Journal of Bioengineering & Biomedical Science

ISSN: 2155-9538

Open Access

Paramagnetic Ions Affect Relaxation Rate Dispersion of Blood: Implications for Magnetic Resonance Relaxation Dispersion Imaging


Bertil R.R. Persson, Lars Malmgren and Leif G. Salford

The proton relaxation rate dispersion of paramagnetic ions in blood samples was studied in the frequency interval from 10 kHz to 10 MHz. With the Field cycling method we applied, the samples were first magnetized by a relatively high magnetic field (0.5 T). By electronic means this field was rapidly (1 ms) reduced to a lower value in the interval 0.1 mT - 0.5 T, where the excited proton spin may relax during a time interval of about 3·T1max. Then the magnetic field is again quickly raised up to the higher level for the detection of the NMR-signal. The relaxation characteristics were analyzed by applying a model with three compartments of water proton-spin exchange. For each compartment we estimated a correlation frequency by fitting the dispersion curves to a sum of Lorentz distributions. We found that low concentrations of paramagnetic ions have a large influence on the relaxation rate dispersion in the low frequency region <10 MHz. This effect is suggested to be used for mapping of inorganic paramagnetic or organic free-radical compounds in medical applications as contrast agents and for tracing cellular activity by subtracting MR images recorded at high (>100 mT) and low (<10 mT) relaxation fields. Such sequences of images could be used to study the oxygen status and metabolism of the brain as well as the generation and distribution of reactive oxygen species (ROS).
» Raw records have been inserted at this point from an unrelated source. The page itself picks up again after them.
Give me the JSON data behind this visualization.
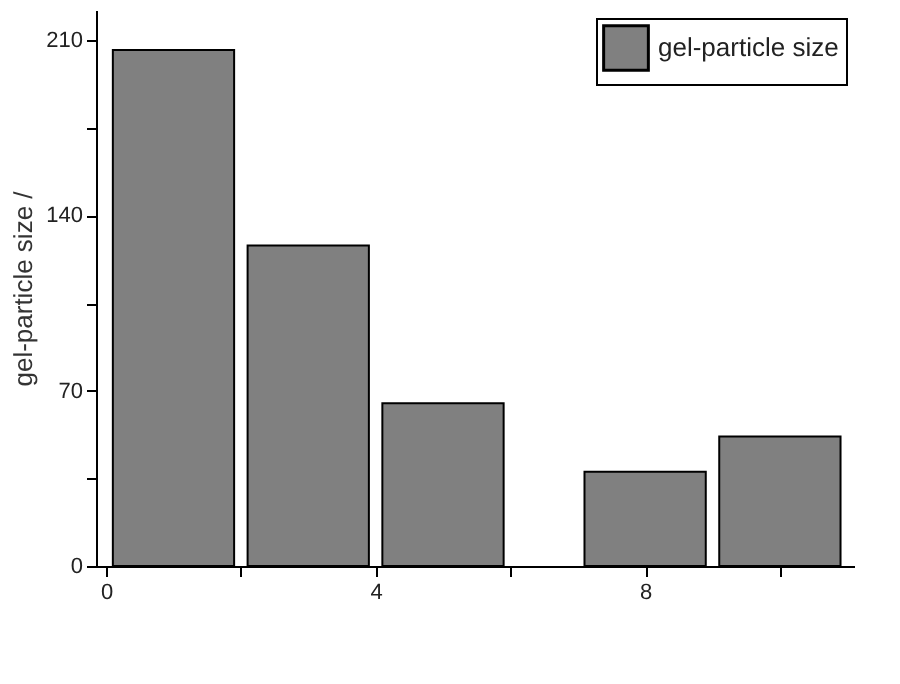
{
  "chart_data": {
    "type": "bar",
    "ylabel": "gel-particle size /",
    "x": [
      1,
      3,
      5,
      8,
      10
    ],
    "series": [
      {
        "name": "gel-particle size",
        "color": "#808080",
        "values": [
          206,
          128,
          65,
          37.6,
          51.7
        ]
      }
    ],
    "xlim": [
      -0.15,
      11.1
    ],
    "xticks": [
      0,
      {
        "value": 2,
        "label": null
      },
      4,
      {
        "value": 6,
        "label": null
      },
      8,
      {
        "value": 10,
        "label": null
      }
    ],
    "ylim": [
      0,
      222
    ],
    "yticks": [
      0,
      {
        "value": 35,
        "label": null
      },
      70,
      {
        "value": 105,
        "label": null
      },
      140,
      {
        "value": 175,
        "label": null
      },
      210
    ],
    "grid": false,
    "legend": "top right"
  }
}
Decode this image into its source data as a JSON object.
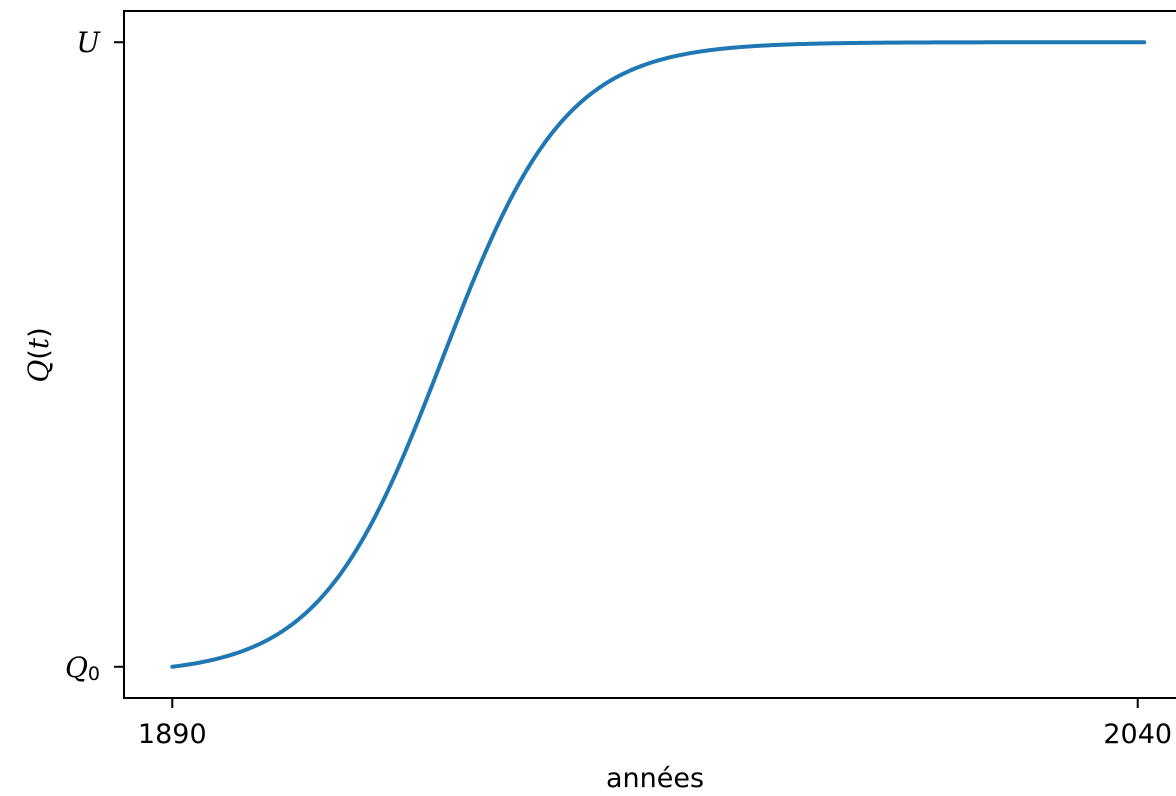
{
  "chart_data": {
    "type": "line",
    "title": "",
    "xlabel": "années",
    "ylabel": {
      "func": "Q",
      "open_paren": "(",
      "var": "t",
      "close_paren": ")"
    },
    "x_ticks": [
      {
        "value": 1890,
        "label": "1890"
      },
      {
        "value": 2040,
        "label": "2040"
      }
    ],
    "y_ticks": [
      {
        "value": 0,
        "base": "Q",
        "sub": "0"
      },
      {
        "value": 1,
        "base": "U",
        "sub": ""
      }
    ],
    "xlim": [
      1882.5,
      2047.5
    ],
    "ylim": [
      -0.05,
      1.05
    ],
    "grid": false,
    "series": [
      {
        "color": "#1f77b4",
        "curve": "logistic",
        "x_start": 1890,
        "x_end": 2041,
        "midpoint": 1932,
        "rate": 0.105,
        "y_min": 0,
        "y_max": 1
      }
    ]
  }
}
This technique called “Magnetic resonance Relaxation Dispersion Imaging” (MARDI) would be particularly suitable to analyze various neurological diseases such as stroke, MS, Alzheimer´s disease as well as brain tumor progression. It might also be suitable for imaging of tumour oxygenation and in vivo ROS distributions in radiation therapy, which could be used in dose planning and for analyzing and optimizing the effect of various radiation therapy regimes.